Из письма твоего к Языкову[1749] я вижу, что ты еще хочешь отложить свое путешествие на Восток и возвращение в Россию на год. Это напрасно. Деньги будут. У меня есть же твоя лежащая сумма. Хотя есть ей другое назначение, но не вдруг же она употребится. После можно будет выручить ее из распродажи «Мертвых душ» и употребить, как ты предписал. А между тем зачем же откладывать доброе дело? Возвратиться в Россию тебе пора. Даже отсюда ты мог бы предпринять это путешествие. Что ни говори, а жить в чужом народе и в чужой земле – вбираешь в себя чужую жизнь, чужой дух, чужие мысли. Вот это заметили многие и в твоих религиозных убеждениях и действиях. Мне кажется тоже, что ты слишком вводишь личное начало в религию и в этом увлекаешься тем, что тебя окружает. Римское католичество ведет к тому, что человек не бога начинает любить, а себя в боге. Даже молитва в нем переходит в какое-то самоуслаждение. Я заметил в письме твоем, что ты в побочных обстоятельствах видишь себе указания (так, н<а>п<ример>, болезнь Щепкина). Это мне напомнило княгиню З.[1750], которая также во всяком обстоятельстве жизни видит бога, ей указующего. Да ведь надобно заслужить это высокое состояние пророка. Есть, конечно, во всем воля божия.
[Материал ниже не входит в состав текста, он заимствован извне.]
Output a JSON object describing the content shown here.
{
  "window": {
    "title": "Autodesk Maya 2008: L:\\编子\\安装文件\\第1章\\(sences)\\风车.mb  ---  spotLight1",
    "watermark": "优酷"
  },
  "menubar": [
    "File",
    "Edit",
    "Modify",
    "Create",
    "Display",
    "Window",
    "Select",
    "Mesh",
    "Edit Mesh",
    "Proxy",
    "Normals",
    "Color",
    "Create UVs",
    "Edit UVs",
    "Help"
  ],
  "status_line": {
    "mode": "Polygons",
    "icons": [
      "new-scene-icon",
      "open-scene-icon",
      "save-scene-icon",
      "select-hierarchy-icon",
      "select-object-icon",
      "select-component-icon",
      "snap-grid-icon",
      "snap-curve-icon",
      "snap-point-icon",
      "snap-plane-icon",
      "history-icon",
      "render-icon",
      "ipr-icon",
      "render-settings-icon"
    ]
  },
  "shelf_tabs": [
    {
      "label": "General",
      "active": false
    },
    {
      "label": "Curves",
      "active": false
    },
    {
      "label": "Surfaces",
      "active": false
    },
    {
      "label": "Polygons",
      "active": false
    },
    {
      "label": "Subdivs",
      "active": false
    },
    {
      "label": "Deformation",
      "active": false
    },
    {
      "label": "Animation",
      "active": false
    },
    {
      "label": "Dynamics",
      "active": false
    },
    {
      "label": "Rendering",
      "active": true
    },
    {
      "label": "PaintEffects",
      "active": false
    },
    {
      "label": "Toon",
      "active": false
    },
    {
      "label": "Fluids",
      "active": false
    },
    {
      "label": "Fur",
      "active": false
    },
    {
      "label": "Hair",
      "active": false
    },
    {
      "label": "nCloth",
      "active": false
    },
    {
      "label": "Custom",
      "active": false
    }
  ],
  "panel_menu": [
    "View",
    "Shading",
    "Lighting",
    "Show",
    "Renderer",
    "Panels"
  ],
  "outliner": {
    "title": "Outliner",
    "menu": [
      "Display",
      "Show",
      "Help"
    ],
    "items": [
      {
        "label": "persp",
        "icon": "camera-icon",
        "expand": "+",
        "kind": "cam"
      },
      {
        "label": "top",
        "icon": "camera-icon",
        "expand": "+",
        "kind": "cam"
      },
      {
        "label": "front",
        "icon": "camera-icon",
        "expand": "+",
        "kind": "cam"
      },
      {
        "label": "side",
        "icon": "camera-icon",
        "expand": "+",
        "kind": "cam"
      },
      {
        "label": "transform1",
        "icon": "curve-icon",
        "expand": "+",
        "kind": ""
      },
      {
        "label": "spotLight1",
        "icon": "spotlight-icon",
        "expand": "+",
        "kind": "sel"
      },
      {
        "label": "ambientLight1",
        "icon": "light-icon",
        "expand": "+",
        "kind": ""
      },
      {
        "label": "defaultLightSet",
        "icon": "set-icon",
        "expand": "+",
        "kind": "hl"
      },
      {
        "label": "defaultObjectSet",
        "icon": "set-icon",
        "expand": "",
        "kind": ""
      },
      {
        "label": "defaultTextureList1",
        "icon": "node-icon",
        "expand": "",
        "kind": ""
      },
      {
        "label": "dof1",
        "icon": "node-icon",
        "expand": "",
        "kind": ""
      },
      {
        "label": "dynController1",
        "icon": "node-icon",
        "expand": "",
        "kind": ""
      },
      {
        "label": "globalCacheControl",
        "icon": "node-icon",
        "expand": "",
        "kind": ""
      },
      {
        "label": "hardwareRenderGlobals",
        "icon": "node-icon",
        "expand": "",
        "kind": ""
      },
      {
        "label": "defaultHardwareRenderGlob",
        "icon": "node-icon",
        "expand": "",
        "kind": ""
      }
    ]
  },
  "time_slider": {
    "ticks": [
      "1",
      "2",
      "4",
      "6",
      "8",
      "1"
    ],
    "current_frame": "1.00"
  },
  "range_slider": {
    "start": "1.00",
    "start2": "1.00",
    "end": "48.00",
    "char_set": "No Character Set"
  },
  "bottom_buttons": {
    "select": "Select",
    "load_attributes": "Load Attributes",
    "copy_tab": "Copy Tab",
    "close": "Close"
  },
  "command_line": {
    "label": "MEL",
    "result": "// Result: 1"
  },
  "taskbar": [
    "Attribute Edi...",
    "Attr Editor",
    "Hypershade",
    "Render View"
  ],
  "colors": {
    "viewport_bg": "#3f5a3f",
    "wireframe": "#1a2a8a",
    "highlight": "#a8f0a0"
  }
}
И волос не падет с головы без нее. Но видеть во всяком постороннем обстоятельстве личное отношение бога ко мне значит как бы хотеть приобрести милость божию в свою собственность и самозабвенно назваться избранником божиим и любимцем. Это все продолжение motu proprio[1751] римского владыки. Берегись этой заразы. От нее хранит чистое и смиренное наше православие. Вот и поэтому пора тебе на родину. Здесь погрузишься в жизнь своего народа и стряхнешь с себя лишнее чужое. Обнимаю тебя.
Твой С. Шевырев.
У меня все дети были больны. Грудной был в опасности. До сих пор коклюш кругом меня раздается. Много страданий душевных. До этого еще я начал курс. Трудно было. Прочел 4 лекции. Они возбудили участие. О, как жаль мне, что ты не с нами!